Python – UnicodeEncodeError: ‘ascii’ codec can’t encode character u’\xa3′

character encodingpython

I have an Excel spreadsheet that I'm reading in that contains some £ signs.

When I try to read it in using the xlrd module, I get the following error:

x = table.cell_value(row, col)
x = x.decode("ISO-8859-1")
UnicodeEncodeError: 'ascii' codec can't encode character u'\xa3' in position 0: ordinal not in range(128)

If I rewrite this to x.encode('utf-8') it stops throwing an error, but unfortunately when I then write the data out somewhere else (as latin-1), the £ signs have all become garbled.

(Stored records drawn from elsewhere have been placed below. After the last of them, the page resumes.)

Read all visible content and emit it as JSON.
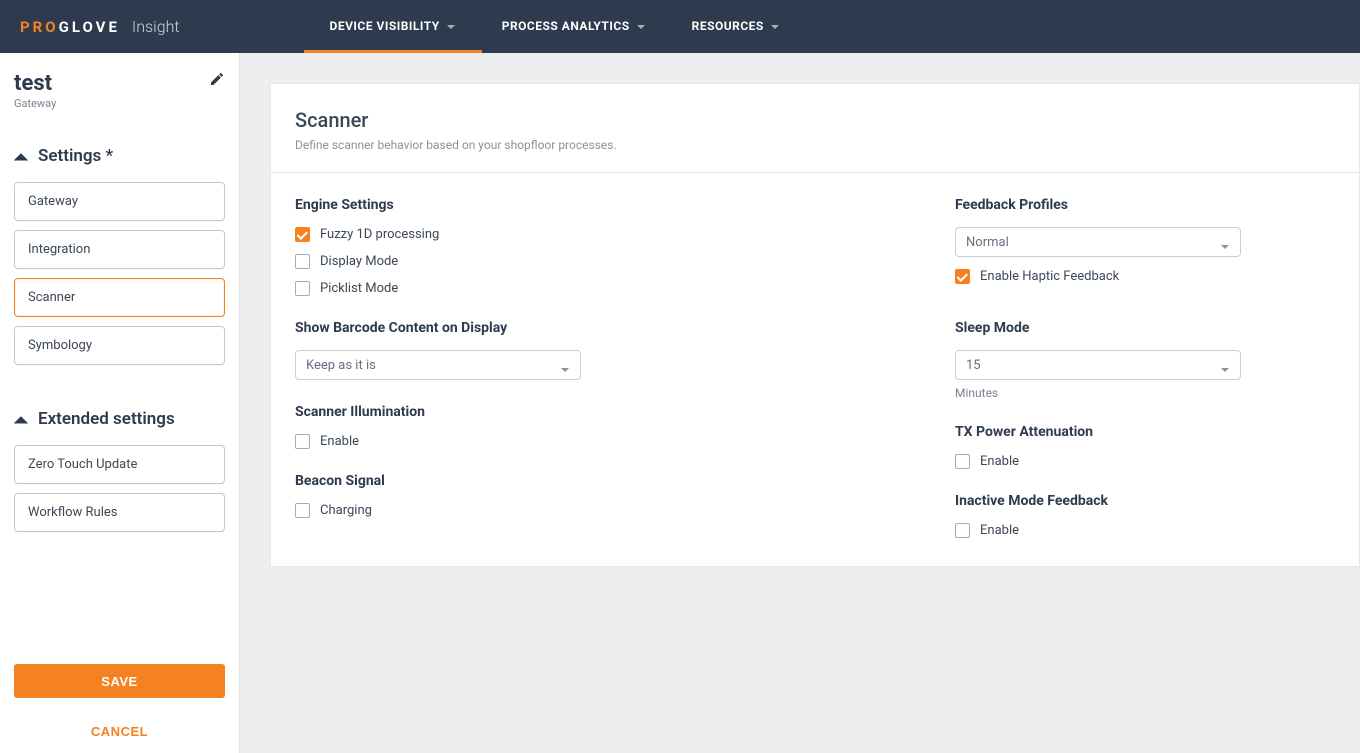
{
  "brand": {
    "pro": "PRO",
    "glove": "GLOVE",
    "product": "Insight"
  },
  "nav": {
    "device_visibility": "DEVICE VISIBILITY",
    "process_analytics": "PROCESS ANALYTICS",
    "resources": "RESOURCES"
  },
  "sidebar": {
    "title": "test",
    "subtitle": "Gateway",
    "settings_label": "Settings *",
    "extended_label": "Extended settings",
    "items": {
      "gateway": "Gateway",
      "integration": "Integration",
      "scanner": "Scanner",
      "symbology": "Symbology"
    },
    "extended_items": {
      "ztu": "Zero Touch Update",
      "workflow": "Workflow Rules"
    },
    "save": "SAVE",
    "cancel": "CANCEL"
  },
  "panel": {
    "title": "Scanner",
    "desc": "Define scanner behavior based on your shopfloor processes."
  },
  "settings": {
    "engine": {
      "title": "Engine Settings",
      "fuzzy": "Fuzzy 1D processing",
      "display_mode": "Display Mode",
      "picklist_mode": "Picklist Mode"
    },
    "barcode": {
      "title": "Show Barcode Content on Display",
      "value": "Keep as it is"
    },
    "illumination": {
      "title": "Scanner Illumination",
      "enable": "Enable"
    },
    "beacon": {
      "title": "Beacon Signal",
      "charging": "Charging"
    },
    "feedback": {
      "title": "Feedback Profiles",
      "value": "Normal",
      "haptic": "Enable Haptic Feedback"
    },
    "sleep": {
      "title": "Sleep Mode",
      "value": "15",
      "unit": "Minutes"
    },
    "txpower": {
      "title": "TX Power Attenuation",
      "enable": "Enable"
    },
    "inactive": {
      "title": "Inactive Mode Feedback",
      "enable": "Enable"
    }
  }
}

How can I fix this, and read the £ signs in correctly?

— UPDATE —

Some kind readers have suggested that I don't need to decode it at all, or that I can just encode it to Latin-1 when I need to. The problem with this is that I need to write the data to a CSV file eventually, and it seems to object to the raw strings.

If I don't encode or decode the data at all, then this happens (after I've added the string to an array called items):

for item in items:
    #item = [x.encode('latin-1') for x in item]
    cleancsv.writerow(item)
File "clean_up_barnet.py", line 104, in <module>
 cleancsv.writerow(item)
UnicodeEncodeError: 'ascii' codec can't encode character u'\u2022' in position 43: ordinal not in range(128)

I get the same error even if I uncomment the Latin-1 line.

Best Answer

A very easy way around all the "'ascii' codec can't encode character…" issues with csvwriter is to instead use unicodecsv, a drop-in replacement for csvwriter.

Install unicodecsv with pip and then you can use it in the exact same way, eg:

import unicodecsv
file = open('users.csv', 'w')
w = unicodecsv.writer(file)
for user in User.objects.all().values_list('first_name', 'last_name', 'email', 'last_login'):
    w.writerow(user)